The condition guarantees level costs shrink by a constant factor per level ($a f(n/b) \leq c f(n)$), forming a geometric sum dominated by the $f(n)$ root term. Without regularity, $f$ could misbehave on subtle inputs despite the polynomial separation. For all polynomially bounded $f$ that satisfy Case 3's growth, regularity holds automatically — but it must be stated for the theorem to be clean.
Selected Exercises
Exercise 4.5-1 — Apply the master method

(a) $T(n) = 2T(n/4) + 1$. $\log_4 2 = 1/2$, watershed $\sqrt{n}$. $f(n) = 1 = O(n^{1/2 - \varepsilon})$ for $\varepsilon = 1/2$. Case 1: $T(n) = \Theta(\sqrt{n})$.

(b) $T(n) = 2T(n/4) + \sqrt{n}$. Watershed $\sqrt{n}$; $f = \sqrt{n} = \Theta(\sqrt{n})$. Case 2: $T(n) = \Theta(\sqrt{n} \lg n)$.

(c) $T(n) = 2T(n/4) + n$. Watershed $\sqrt{n}$; $f = n = \Omega(n^{1/2 + 1/2})$. Regularity: $2 \cdot (n/4) = n/2 = (1/2) f(n)$, with $c = 1/2 < 1$. Case 3: $T(n) = \Theta(n)$.

(d) $T(n) = 2T(n/4) + n^2$. Watershed $\sqrt{n}$; $f = n^2 = \Omega(n^{1/2 + 3/2})$. Regularity: $2(n/4)^2 = n^2/8 = (1/8) f(n)$. Case 3: $T(n) = \Theta(n^2)$.

Exercise 4.5-2 — Beat Strassen

Problem. Your algorithm multiplies two $3 \times 3$ matrices using $k$ scalar multiplications (and $O(n^2)$ work on submatrices).
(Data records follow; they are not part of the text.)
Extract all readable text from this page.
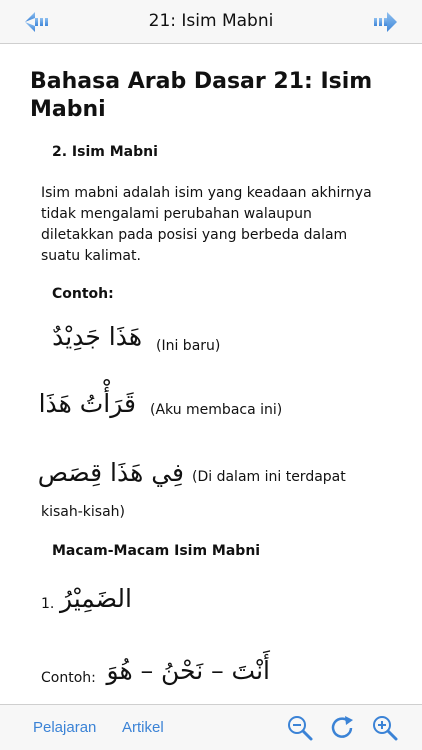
21: Isim Mabni
Bahasa Arab Dasar 21: Isim Mabni
2. Isim Mabni
Isim mabni adalah isim yang keadaan akhirnya tidak mengalami perubahan walaupun diletakkan pada posisi yang berbeda dalam suatu kalimat.
Contoh:
هَذَا جَدِيْدٌ (Ini baru)
قَرَأْتُ هَذَا (Aku membaca ini)
فِي هَذَا قِصَص (Di dalam ini terdapat
kisah-kisah)
Macam-Macam Isim Mabni
1. الضَمِيْرُ
Contoh: أَنْتَ – نَحْنُ – هُوَ
Pelajaran Artikel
For which values of $k$ is your algorithm asymptotically faster than Strassen's?

The recurrence becomes $T(n) = k T(n/3) + \Theta(n^2)$. Strassen is $\Theta(n^{\lg 7}) \approx \Theta(n^{2.807})$. By the master theorem, if $\log_3 k > 2$ (i.e. $k > 9$), Case 1 gives $T(n) = \Theta(n^{\log_3 k})$, and we beat Strassen iff $\log_3 k < \lg 7$, i.e. $k < 3^{\lg 7} \approx 21.85$. So the interesting range is $k \in \{10, 11, \ldots, 21\}$. (Standard matrix multiplication uses $k = 27$; Pan's $3\times3$ algorithm achieves $k = 21$, which gives $O(n^{2.78})$ — faster than Strassen.)